Extrait de la préface du livre «En passant» par Léone de Grandville : «(…) Ainsi s’est amoncelée cette moisson d’images, que, forçant ses défenses, nous effeuillons aujourd’hui comme une sorte de journal intime. Car tant de clichés, pris au hasard de la route, s’ils sont l’œuvre d’une très bonne technicienne, trahissent avec une constance significative la richesse intérieure d’un être, curieux de tout ce qui est humain. Pour qui sait voir, le monde est un vaste théâtre dont la rue est la scène privilégiée. L’homme y promène sa détresse et y trompe sa solitude. C’est pourquoi Sabine Weiss, la secrète, la tendre, aime la rue, les cafés, les places publiques, les fêtes, les rites, ce qu’ils racontent, ce qu’ils cachent, ce qu’ils laissent deviner (…)»

2Les Confrontations photos 2016 souhaitent mettre en avant le travail photographique féminin. D’après-vous, la place des femmes dans la photographie a-t-elle beaucoup évolué depuis vos débuts ?  Pourquoi ?

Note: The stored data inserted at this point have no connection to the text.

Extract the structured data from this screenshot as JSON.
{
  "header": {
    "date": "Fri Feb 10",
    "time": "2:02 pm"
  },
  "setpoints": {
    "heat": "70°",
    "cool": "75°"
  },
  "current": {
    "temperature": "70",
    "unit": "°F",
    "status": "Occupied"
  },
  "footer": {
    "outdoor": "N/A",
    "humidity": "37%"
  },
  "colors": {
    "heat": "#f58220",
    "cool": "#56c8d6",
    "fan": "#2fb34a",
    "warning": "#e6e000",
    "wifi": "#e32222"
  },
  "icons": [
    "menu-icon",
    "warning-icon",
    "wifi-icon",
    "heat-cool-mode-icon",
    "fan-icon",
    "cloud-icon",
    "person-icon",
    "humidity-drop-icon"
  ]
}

Je n’ai jamais eu de problème à trouver ma place dans la photographie. J’ai toujours beaucoup travaillé. J’étais très sollicitée par les agences de publicité à Paris et par des revues en France et surtout aux Etats-Unis pour tout type de travaux de commandes, reportages, séries de mode, …. Je maitrisais parfaitement toutes les techniques photographiques, je pouvais répondre à n’importe quelle commande. C’était assez rare finalement à l’époque pour une femme ! Je connais mal la situation des femmes dans la photographie aujourd’hui mais il me semble qu’il s’agit surtout d’une histoire de talent et d’opportunités.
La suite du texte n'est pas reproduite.